For years, chemist Eijiro Miyako had been looking for better ways to artificially pollinate flowers than by hand, which is a laborious process. One trial entailed lining a drone with horsehairs coated in a special gel. But it was clumsy and “sometimes broke the flowers,” Miyako told the New York Times.
Then Miyako was out playing with his son and was struck with the new idea.
“I was playing soap bubbles with my son at a park close to my home, when a soap bubble accidentally hit my son’s face,” Miyako told BBC News. “There was no damage because soap bubbles are soft, light, and flexible.”
The next task was striking the right balance between soap and pollen. Too little soap and there won’t be enough bubbles to be effective. Too much, and it could trouble the pollen. And it needed the right kind of soap because conventional soap would be too toxic for flowers.
Miyako developed what he calls ‘chemically functionalized’ soap bubbles. Each one can deliver up to 2,000 grains of pollen. Miyako and his colleagues loaded up their bubble guns and headed to a pear orchard. 16 Days after spraying bubbles into the trees, young fruit began forming.

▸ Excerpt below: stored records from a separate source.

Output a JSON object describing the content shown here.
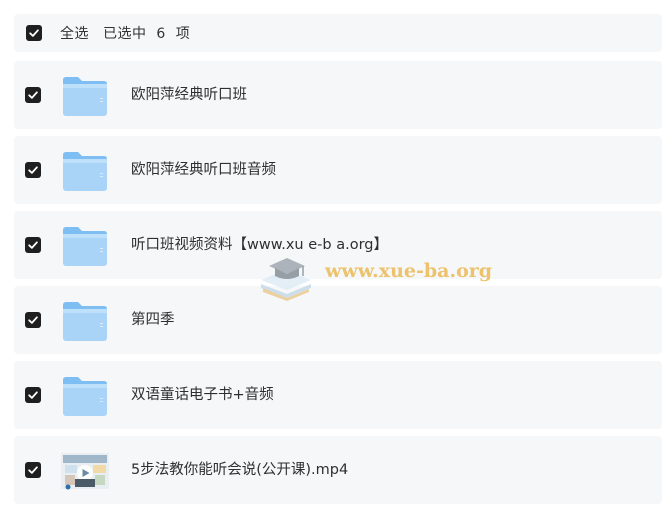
{
  "header": {
    "select_all_label": "全选",
    "selected_text": "已选中  6  项"
  },
  "files": [
    {
      "name": "欧阳萍经典听口班",
      "type": "folder",
      "checked": true
    },
    {
      "name": "欧阳萍经典听口班音频",
      "type": "folder",
      "checked": true
    },
    {
      "name": "听口班视频资料【www.xu e-b a.org】",
      "type": "folder",
      "checked": true
    },
    {
      "name": "第四季",
      "type": "folder",
      "checked": true
    },
    {
      "name": "双语童话电子书+音频",
      "type": "folder",
      "checked": true
    },
    {
      "name": "5步法教你能听会说(公开课).mp4",
      "type": "video",
      "checked": true
    }
  ],
  "watermark": {
    "text": "www.xue-ba.org",
    "icon": "graduation-cap-books-icon",
    "color": "#e8b03c"
  },
  "colors": {
    "row_background": "#f6f7f9",
    "checkbox": "#1f1f1f",
    "folder_light": "#b7dbf9",
    "folder_dark": "#7fbef2"
  }
}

Miyako discovered that the rate of pollination by the soap bubbles was roughly the same as that of hand-pollination: 95 percent. Tests done with an autonomous drone shooting bubbles from a bubble-gun had a 90-percent success rate.
The bubble-method isn’t perfect. Wind and rain can interfere with pollination, and the bubbles produce waste. But Miyako remains optimistic. He believes that through techniques such as mapping and localization, these issues can be overcome.
“I was probably the only person on the planet to believe this when I started the ‘playful’ work,” he said. “Maybe I still am now.”